I stopped visualizing the Confession line, and how far I was from it, and actually went to Confession. I didn’t know what to say, but I just knew that I needed to go home to the Father’s arms. You know the parable of the prodigal son? The son leaves his father and lives in every kind of filth (moral filth, yes, but there were also pigs. Eww), and he eventually realizes that he was wrong and returns to the Father. I too, needed to come home, and I knew I could only do it with God.

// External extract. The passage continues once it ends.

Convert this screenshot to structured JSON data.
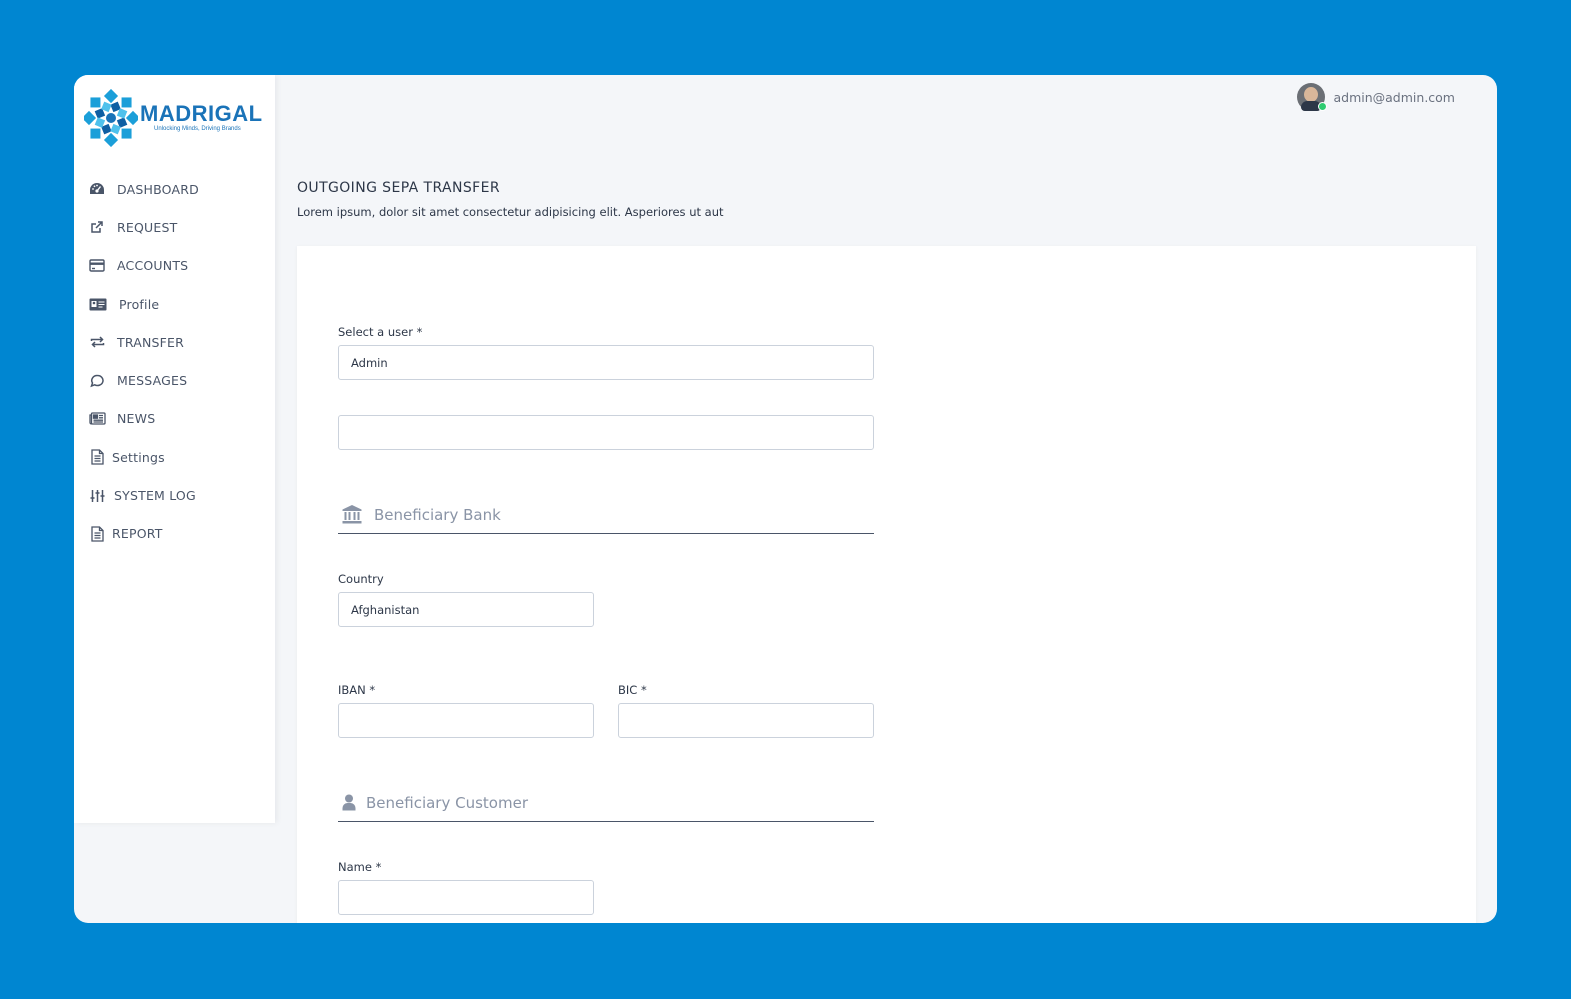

Little by little, I stopped being part of the drinking crowd. I no longer pretended that I was that girl whose life ambition is to beat all the guys at beer pong (seriously, it’s plastic cups, not the NBA, get over it). I finally acknowledged the fact that getting five hours of sleep and waking up hungover is horrible, and completely within my control to end. I started raising my eyes to the crucifix, and let myself be seen by my God who only wanted me to come back to Him.

If I could do it over, I would tell myself, that girl who went off to college and just desperately wanted to have it all … that you can’t. You can’t have both. In Matthew 6:24, Jesus says,

“No one can serve two masters; for either he will hate the one and love the other, or he will be devoted to one and despise the other. You cannot serve both God and mammon.”

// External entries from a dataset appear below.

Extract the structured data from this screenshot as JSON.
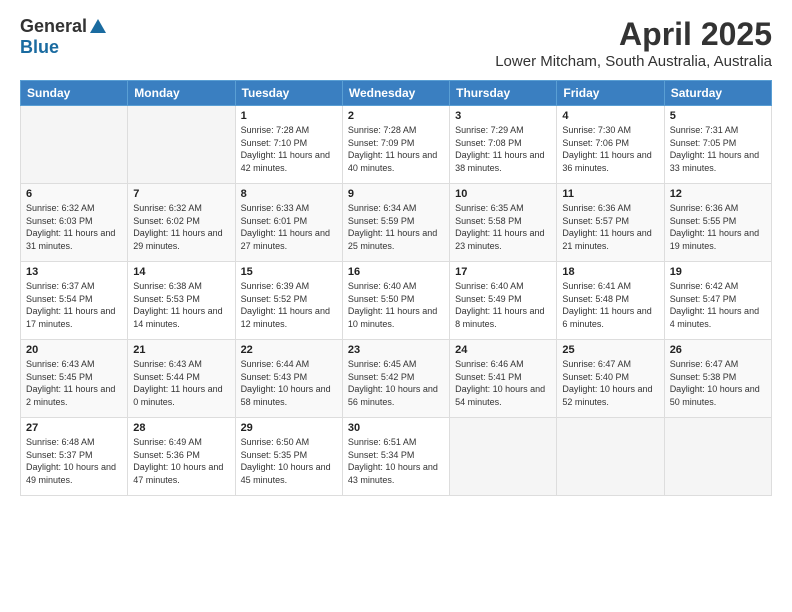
{
  "logo": {
    "general": "General",
    "blue": "Blue"
  },
  "header": {
    "title": "April 2025",
    "location": "Lower Mitcham, South Australia, Australia"
  },
  "weekdays": [
    "Sunday",
    "Monday",
    "Tuesday",
    "Wednesday",
    "Thursday",
    "Friday",
    "Saturday"
  ],
  "weeks": [
    [
      {
        "day": "",
        "info": ""
      },
      {
        "day": "",
        "info": ""
      },
      {
        "day": "1",
        "info": "Sunrise: 7:28 AM\nSunset: 7:10 PM\nDaylight: 11 hours and 42 minutes."
      },
      {
        "day": "2",
        "info": "Sunrise: 7:28 AM\nSunset: 7:09 PM\nDaylight: 11 hours and 40 minutes."
      },
      {
        "day": "3",
        "info": "Sunrise: 7:29 AM\nSunset: 7:08 PM\nDaylight: 11 hours and 38 minutes."
      },
      {
        "day": "4",
        "info": "Sunrise: 7:30 AM\nSunset: 7:06 PM\nDaylight: 11 hours and 36 minutes."
      },
      {
        "day": "5",
        "info": "Sunrise: 7:31 AM\nSunset: 7:05 PM\nDaylight: 11 hours and 33 minutes."
      }
    ],
    [
      {
        "day": "6",
        "info": "Sunrise: 6:32 AM\nSunset: 6:03 PM\nDaylight: 11 hours and 31 minutes."
      },
      {
        "day": "7",
        "info": "Sunrise: 6:32 AM\nSunset: 6:02 PM\nDaylight: 11 hours and 29 minutes."
      },
      {
        "day": "8",
        "info": "Sunrise: 6:33 AM\nSunset: 6:01 PM\nDaylight: 11 hours and 27 minutes."
      },
      {
        "day": "9",
        "info": "Sunrise: 6:34 AM\nSunset: 5:59 PM\nDaylight: 11 hours and 25 minutes."
      },
      {
        "day": "10",
        "info": "Sunrise: 6:35 AM\nSunset: 5:58 PM\nDaylight: 11 hours and 23 minutes."
      },
      {
        "day": "11",
        "info": "Sunrise: 6:36 AM\nSunset: 5:57 PM\nDaylight: 11 hours and 21 minutes."
      },
      {
        "day": "12",
        "info": "Sunrise: 6:36 AM\nSunset: 5:55 PM\nDaylight: 11 hours and 19 minutes."
      }
    ],
    [
      {
        "day": "13",
        "info": "Sunrise: 6:37 AM\nSunset: 5:54 PM\nDaylight: 11 hours and 17 minutes."
      },
      {
        "day": "14",
        "info": "Sunrise: 6:38 AM\nSunset: 5:53 PM\nDaylight: 11 hours and 14 minutes."
      },
      {
        "day": "15",
        "info": "Sunrise: 6:39 AM\nSunset: 5:52 PM\nDaylight: 11 hours and 12 minutes."
      },
      {
        "day": "16",
        "info": "Sunrise: 6:40 AM\nSunset: 5:50 PM\nDaylight: 11 hours and 10 minutes."
      },
      {
        "day": "17",
        "info": "Sunrise: 6:40 AM\nSunset: 5:49 PM\nDaylight: 11 hours and 8 minutes."
      },
      {
        "day": "18",
        "info": "Sunrise: 6:41 AM\nSunset: 5:48 PM\nDaylight: 11 hours and 6 minutes."
      },
      {
        "day": "19",
        "info": "Sunrise: 6:42 AM\nSunset: 5:47 PM\nDaylight: 11 hours and 4 minutes."
      }
    ],
    [
      {
        "day": "20",
        "info": "Sunrise: 6:43 AM\nSunset: 5:45 PM\nDaylight: 11 hours and 2 minutes."
      },
      {
        "day": "21",
        "info": "Sunrise: 6:43 AM\nSunset: 5:44 PM\nDaylight: 11 hours and 0 minutes."
      },
      {
        "day": "22",
        "info": "Sunrise: 6:44 AM\nSunset: 5:43 PM\nDaylight: 10 hours and 58 minutes."
      },
      {
        "day": "23",
        "info": "Sunrise: 6:45 AM\nSunset: 5:42 PM\nDaylight: 10 hours and 56 minutes."
      },
      {
        "day": "24",
        "info": "Sunrise: 6:46 AM\nSunset: 5:41 PM\nDaylight: 10 hours and 54 minutes."
      },
      {
        "day": "25",
        "info": "Sunrise: 6:47 AM\nSunset: 5:40 PM\nDaylight: 10 hours and 52 minutes."
      },
      {
        "day": "26",
        "info": "Sunrise: 6:47 AM\nSunset: 5:38 PM\nDaylight: 10 hours and 50 minutes."
      }
    ],
    [
      {
        "day": "27",
        "info": "Sunrise: 6:48 AM\nSunset: 5:37 PM\nDaylight: 10 hours and 49 minutes."
      },
      {
        "day": "28",
        "info": "Sunrise: 6:49 AM\nSunset: 5:36 PM\nDaylight: 10 hours and 47 minutes."
      },
      {
        "day": "29",
        "info": "Sunrise: 6:50 AM\nSunset: 5:35 PM\nDaylight: 10 hours and 45 minutes."
      },
      {
        "day": "30",
        "info": "Sunrise: 6:51 AM\nSunset: 5:34 PM\nDaylight: 10 hours and 43 minutes."
      },
      {
        "day": "",
        "info": ""
      },
      {
        "day": "",
        "info": ""
      },
      {
        "day": "",
        "info": ""
      }
    ]
  ]
}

I would tell myself that drinking is not the pinnacle of all fun to be had in college. I would tell myself that “Shots shots shots shots shots shot” makes for a fun song but a terrible idea. I would tell myself that you have to take out another loan to pay off the bill if you “get drunk on the mini bar” and it causes the saaaaame hangover as a big bar. And I would tell myself that it doesn’t work to “blame it on the a-a-al-co-holllll”—I am morally responsible for my actions.But above all I would tell myself that I was made for more.

Abundant Life

Take a minute and let this sink in:

The thief comes only to steal and kill and destroy; I came so they may have life, and have it abundantly” (
John 10:10).

Drinking didn’t make me happy. Drinking didn’t leave me feeling fulfilled. Drinking didn’t make me look back on my weekend and think “I am such a smart person who makes such good choices.” Don’t let alcohol or the desire to be accepted steal you away from the spectacular purpose for which you were created. Have life in Christ and you will have life abundantly.

Editor’s Note: To protect her good name, the author of this post has chosen to remain anonymous.